There are plenty of memories I could wade in and bring to the fore as examples of why much of my childhood was tempestuous.
But every so often something comes to the front of my memory and if I have the free-thinking space, I will pluck it out and gently coax it to my conscious adult-perspective brain and ponder on it. Mull it over. Like one might savour a jersey caramel on the roof of the mouth rather than push and chew it away quickly before the benefit can be appreciated.
So it was with the memory of the special apples my father used to share with me after tea.
I can remember quite clearly, every so often after tea and getting ready for bed, sidling up to my Dad – a rare “treat” (given he [a] had a job that saw him away from the house from about 7.30am-6pm every day, much like Steve is nowadays, and [b] had three other children to share his limited spare time around). I would curl up under his arm and burrow my balled-up body into his side. If I could just go unnoticed and not disturb his concentration on Rumpole Of The Bailey, or Yes, Minister/Prime Minister (whichever series was current on ABC at the time), I could stay like that for a good half hour or so.
The unspoken agreement was, if I was quiet and let him watch his show, he would share with me the after-dinner apple he invariably enjoyed most nights. My memory recalls that my siblings and I were well-versed in the importance of letting Dad have his TV viewing time. The stereotypical “children must be seen and not heard” moment, if only for that sacred televisual viewing hour of a night time. His time. We were not to interrupt. But we probably always did…

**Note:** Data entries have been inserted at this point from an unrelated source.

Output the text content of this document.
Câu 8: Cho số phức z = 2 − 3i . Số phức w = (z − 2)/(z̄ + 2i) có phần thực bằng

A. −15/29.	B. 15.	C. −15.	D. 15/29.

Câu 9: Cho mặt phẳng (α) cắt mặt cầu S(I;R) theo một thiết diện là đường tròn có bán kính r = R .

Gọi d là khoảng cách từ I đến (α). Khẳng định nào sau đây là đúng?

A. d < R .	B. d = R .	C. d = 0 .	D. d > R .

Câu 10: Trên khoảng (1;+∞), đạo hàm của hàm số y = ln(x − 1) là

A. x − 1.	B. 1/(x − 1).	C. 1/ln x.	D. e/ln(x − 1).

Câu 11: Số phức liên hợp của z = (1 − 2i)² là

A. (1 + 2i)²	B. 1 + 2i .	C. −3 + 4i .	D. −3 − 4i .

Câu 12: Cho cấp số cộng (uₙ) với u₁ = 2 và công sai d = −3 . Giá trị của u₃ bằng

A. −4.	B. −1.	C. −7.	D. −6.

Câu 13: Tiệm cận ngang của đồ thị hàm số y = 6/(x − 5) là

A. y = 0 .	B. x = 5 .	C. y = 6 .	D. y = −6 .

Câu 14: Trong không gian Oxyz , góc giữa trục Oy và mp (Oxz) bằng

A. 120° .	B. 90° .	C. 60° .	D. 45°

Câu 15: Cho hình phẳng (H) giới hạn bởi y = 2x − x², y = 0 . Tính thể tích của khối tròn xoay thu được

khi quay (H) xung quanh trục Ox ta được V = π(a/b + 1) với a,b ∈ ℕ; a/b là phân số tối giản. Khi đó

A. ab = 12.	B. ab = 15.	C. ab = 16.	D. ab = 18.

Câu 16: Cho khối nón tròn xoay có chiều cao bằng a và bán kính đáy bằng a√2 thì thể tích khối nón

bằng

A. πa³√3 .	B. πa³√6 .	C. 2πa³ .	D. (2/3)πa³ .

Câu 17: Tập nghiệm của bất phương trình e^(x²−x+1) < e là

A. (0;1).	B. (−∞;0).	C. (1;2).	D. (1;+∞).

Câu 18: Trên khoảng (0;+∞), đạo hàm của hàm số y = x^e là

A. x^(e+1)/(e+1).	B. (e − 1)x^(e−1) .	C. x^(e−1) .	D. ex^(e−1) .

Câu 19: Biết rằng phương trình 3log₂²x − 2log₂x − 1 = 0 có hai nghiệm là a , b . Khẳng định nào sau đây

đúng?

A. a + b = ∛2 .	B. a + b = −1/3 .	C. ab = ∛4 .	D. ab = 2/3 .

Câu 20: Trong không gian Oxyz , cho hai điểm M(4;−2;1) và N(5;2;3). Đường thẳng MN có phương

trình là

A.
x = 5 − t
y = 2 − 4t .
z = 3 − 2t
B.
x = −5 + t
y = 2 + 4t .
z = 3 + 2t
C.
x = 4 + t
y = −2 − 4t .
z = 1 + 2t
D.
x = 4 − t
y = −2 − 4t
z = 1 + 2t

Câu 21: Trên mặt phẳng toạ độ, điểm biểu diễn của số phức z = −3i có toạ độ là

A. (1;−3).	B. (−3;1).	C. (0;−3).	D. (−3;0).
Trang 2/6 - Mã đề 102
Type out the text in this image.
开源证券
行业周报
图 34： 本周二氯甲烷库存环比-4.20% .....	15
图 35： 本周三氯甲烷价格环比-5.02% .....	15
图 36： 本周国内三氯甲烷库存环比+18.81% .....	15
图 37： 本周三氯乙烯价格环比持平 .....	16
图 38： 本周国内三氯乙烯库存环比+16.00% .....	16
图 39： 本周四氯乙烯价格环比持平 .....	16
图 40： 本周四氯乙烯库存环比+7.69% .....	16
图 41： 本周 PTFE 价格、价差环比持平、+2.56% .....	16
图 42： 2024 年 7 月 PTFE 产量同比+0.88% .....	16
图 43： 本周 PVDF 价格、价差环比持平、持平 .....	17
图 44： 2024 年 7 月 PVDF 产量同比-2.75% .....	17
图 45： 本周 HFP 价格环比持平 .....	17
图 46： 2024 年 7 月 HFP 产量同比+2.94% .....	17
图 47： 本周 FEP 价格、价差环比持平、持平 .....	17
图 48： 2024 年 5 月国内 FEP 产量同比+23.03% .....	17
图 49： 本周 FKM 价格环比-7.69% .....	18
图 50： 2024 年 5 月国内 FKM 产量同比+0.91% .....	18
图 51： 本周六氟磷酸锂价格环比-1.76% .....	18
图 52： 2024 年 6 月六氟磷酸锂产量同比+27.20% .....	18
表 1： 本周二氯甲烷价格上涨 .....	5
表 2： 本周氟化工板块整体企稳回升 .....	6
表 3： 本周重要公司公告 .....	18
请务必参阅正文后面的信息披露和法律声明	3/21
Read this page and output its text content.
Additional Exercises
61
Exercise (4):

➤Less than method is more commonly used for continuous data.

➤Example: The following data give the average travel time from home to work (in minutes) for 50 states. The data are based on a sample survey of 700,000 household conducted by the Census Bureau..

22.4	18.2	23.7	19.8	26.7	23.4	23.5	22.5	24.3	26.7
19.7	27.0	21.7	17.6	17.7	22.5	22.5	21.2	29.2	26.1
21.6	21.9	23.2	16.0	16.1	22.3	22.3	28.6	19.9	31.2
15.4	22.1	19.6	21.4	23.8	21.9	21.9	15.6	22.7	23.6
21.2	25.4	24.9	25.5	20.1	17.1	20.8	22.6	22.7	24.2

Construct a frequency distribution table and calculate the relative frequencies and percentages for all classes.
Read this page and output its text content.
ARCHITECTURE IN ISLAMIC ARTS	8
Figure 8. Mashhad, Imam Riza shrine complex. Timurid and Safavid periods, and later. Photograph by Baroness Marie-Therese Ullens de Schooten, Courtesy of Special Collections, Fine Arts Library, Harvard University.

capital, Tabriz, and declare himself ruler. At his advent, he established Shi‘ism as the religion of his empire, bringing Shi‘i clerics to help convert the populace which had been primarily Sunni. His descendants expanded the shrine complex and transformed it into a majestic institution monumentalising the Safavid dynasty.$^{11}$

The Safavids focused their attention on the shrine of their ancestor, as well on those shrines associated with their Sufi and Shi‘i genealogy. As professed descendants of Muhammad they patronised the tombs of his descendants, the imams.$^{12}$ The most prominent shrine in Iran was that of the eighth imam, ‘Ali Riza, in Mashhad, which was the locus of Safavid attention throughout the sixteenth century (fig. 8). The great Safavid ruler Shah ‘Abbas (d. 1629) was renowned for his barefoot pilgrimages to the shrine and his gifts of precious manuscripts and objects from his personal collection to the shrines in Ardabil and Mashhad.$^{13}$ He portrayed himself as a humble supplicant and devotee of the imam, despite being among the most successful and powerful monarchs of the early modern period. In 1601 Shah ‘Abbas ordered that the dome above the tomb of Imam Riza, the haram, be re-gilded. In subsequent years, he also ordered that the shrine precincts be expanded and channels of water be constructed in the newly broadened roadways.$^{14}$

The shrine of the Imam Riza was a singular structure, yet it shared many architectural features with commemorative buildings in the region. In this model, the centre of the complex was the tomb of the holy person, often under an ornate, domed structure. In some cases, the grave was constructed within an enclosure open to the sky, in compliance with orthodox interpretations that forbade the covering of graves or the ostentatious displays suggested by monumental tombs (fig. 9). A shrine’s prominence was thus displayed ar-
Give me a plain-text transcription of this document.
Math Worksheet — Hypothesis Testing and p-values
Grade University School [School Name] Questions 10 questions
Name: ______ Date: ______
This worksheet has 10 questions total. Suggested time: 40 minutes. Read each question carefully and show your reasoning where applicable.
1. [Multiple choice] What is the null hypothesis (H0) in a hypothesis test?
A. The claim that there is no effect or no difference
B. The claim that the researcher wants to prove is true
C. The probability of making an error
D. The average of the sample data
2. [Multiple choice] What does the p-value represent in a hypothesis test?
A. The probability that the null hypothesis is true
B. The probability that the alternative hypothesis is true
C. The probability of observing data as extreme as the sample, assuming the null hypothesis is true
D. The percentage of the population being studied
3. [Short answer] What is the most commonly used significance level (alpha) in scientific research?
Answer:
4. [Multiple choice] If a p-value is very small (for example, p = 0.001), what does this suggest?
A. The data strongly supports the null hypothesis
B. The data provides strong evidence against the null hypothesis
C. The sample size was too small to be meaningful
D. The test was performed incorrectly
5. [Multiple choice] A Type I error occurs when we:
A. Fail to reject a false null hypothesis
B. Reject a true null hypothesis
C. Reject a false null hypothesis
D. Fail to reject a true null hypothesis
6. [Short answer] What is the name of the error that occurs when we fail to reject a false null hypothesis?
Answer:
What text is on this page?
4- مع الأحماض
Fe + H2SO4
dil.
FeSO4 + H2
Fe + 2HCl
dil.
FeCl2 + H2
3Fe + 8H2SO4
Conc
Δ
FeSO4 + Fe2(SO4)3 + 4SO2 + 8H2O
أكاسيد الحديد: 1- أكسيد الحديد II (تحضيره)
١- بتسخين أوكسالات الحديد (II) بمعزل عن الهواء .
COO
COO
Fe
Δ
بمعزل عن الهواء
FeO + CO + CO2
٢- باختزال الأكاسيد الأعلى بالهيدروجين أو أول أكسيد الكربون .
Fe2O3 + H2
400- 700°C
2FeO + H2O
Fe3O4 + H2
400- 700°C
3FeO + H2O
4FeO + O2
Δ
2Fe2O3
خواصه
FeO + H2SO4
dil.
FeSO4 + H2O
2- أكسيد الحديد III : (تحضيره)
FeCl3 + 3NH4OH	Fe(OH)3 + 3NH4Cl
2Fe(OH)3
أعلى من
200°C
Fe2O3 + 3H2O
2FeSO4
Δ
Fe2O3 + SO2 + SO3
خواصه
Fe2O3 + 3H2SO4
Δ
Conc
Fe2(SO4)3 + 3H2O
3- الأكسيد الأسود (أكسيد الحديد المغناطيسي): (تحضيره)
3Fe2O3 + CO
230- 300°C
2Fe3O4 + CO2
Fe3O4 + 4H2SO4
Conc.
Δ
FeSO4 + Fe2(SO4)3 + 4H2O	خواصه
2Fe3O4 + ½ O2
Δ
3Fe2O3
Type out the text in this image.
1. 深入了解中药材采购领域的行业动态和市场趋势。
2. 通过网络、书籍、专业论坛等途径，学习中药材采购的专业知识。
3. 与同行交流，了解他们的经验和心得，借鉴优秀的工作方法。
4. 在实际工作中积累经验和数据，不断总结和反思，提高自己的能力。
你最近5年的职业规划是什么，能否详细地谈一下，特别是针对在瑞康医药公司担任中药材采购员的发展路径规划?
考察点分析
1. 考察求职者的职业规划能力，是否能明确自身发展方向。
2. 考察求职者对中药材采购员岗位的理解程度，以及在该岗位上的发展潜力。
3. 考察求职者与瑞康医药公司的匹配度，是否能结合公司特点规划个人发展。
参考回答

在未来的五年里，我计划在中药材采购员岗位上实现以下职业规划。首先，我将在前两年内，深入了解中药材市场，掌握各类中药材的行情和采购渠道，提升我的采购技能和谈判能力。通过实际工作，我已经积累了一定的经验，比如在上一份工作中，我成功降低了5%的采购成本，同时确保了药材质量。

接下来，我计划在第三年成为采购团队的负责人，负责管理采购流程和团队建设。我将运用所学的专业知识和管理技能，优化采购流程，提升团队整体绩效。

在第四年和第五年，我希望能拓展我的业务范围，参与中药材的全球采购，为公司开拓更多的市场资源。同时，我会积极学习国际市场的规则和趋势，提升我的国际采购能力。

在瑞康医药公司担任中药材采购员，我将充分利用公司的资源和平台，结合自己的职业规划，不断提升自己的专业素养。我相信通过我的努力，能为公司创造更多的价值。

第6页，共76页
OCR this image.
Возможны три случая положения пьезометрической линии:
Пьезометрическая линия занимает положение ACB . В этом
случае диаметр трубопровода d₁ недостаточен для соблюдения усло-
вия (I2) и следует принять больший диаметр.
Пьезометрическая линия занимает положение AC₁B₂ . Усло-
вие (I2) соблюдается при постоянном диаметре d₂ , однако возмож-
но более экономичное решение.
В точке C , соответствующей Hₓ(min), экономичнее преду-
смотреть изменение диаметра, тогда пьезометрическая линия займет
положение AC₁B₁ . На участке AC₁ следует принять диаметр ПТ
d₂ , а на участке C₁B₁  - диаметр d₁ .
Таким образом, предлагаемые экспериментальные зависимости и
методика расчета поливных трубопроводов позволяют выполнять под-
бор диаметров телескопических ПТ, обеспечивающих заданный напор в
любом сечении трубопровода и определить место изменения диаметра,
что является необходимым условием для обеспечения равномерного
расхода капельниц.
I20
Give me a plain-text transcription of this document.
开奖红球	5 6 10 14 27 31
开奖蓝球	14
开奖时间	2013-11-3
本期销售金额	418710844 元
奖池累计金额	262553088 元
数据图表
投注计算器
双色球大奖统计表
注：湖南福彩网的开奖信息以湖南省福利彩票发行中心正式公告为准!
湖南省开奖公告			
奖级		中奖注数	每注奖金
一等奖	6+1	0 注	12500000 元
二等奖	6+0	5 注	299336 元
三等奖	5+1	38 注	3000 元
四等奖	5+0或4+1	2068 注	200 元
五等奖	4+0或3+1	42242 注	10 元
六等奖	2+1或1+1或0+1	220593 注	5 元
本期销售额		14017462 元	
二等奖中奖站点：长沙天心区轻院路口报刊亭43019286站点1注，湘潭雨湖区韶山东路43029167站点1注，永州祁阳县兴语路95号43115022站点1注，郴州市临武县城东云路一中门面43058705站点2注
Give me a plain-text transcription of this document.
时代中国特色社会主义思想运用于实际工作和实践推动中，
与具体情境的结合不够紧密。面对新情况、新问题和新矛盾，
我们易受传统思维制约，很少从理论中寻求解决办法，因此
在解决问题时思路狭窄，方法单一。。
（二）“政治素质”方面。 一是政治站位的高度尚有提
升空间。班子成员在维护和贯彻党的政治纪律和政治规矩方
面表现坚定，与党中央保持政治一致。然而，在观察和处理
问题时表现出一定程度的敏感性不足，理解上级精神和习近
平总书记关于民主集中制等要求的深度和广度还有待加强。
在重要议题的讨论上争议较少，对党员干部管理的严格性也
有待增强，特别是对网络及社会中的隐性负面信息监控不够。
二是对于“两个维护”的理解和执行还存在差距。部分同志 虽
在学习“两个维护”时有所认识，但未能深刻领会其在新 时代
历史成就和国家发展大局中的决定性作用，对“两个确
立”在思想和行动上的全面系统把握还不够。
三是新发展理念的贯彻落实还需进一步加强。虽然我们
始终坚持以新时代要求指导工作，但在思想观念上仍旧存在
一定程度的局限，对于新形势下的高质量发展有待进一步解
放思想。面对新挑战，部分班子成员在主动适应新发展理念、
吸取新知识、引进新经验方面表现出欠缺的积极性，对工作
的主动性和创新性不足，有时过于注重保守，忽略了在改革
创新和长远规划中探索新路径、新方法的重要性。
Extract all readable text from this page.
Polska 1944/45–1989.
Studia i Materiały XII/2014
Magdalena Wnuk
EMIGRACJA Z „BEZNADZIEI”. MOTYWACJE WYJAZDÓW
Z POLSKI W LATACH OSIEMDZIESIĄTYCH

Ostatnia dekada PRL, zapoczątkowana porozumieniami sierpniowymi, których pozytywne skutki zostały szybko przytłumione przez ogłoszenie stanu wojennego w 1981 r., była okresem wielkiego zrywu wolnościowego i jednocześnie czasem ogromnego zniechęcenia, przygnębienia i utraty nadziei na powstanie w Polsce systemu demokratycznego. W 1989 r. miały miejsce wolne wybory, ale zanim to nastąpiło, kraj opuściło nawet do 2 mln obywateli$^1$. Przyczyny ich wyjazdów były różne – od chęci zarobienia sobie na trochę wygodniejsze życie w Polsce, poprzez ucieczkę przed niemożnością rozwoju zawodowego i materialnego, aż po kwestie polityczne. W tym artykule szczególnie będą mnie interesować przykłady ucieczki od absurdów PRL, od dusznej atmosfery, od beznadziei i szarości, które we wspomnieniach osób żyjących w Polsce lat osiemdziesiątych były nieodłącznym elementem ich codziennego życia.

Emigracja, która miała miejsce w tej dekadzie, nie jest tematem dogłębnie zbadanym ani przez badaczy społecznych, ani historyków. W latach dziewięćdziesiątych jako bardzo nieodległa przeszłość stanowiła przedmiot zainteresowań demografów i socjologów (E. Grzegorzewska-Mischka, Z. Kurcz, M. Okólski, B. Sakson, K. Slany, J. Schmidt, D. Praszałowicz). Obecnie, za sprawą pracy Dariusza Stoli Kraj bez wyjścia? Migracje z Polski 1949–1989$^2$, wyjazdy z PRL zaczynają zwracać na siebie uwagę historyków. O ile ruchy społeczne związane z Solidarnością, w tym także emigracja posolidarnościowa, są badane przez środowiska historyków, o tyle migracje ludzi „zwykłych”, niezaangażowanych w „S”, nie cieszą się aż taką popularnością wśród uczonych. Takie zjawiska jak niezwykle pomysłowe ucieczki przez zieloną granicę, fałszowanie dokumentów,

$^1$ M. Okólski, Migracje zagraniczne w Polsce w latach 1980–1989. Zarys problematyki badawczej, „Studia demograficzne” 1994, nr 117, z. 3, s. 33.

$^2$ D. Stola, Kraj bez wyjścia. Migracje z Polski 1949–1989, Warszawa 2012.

There were two very important and magical things about sharing that apple. The first was that Dad would cut the apple into bite-sized slices. Slowly, methodically, deftly. Silently he would pass a wedge down to me and I would take it, whispering a “thankyou”. The second reason for my relishing Dad’s apples was the taste of them. These Dad-apples were always so different. Where did he get them from? No other apple I had tasted had ever been the same. The taste wasn’t altogether awful… however, it wasn’t something I would have chosen, given the choice. But because the slices were from Dad’s apple and he was sharing it with me – only me! – I delighted in the tangy, slightly tart, strong flavour of his special magic apples. Besides, I didn’t want to disrespect his preference for these strange-tasting apples. One time, I did tell him I thought it tasted “funny”. His response was that it tasted fine to him. So I just accepted from then on that my Dad had a special stash of strange magic apples that just looked identical to the ones I pulled from the fruit bowl.
It remained a mystery to the 7-year-old me.
It took me a number of years to realise, when the memory of these cozy cuddles came back to me in my adulthood, that there had been nothing different about the apples Dad ate and shared with me…
Toothpaste makes everything taste weird.
I’m often reminded of things like these as I now raise my own young daughter. There is something undeniably important about holding the memories of your own young self – truly appreciating all that potential, the wonder, the imagination and creativity that lies dormant in so many adults because they bury and deny their natural instinctive selves (the child-state) – so that the magic in your children’s lives is never undervalued.
In this day and age of children “growing up too soon”, I see the simple magic being stripped off children everywhere I look. But in equal amounts seems to be a beautiful enjoyment of the simplicity of those easily explained “mysteries” and a bunch of adults not letting on and spoiling the wonderment.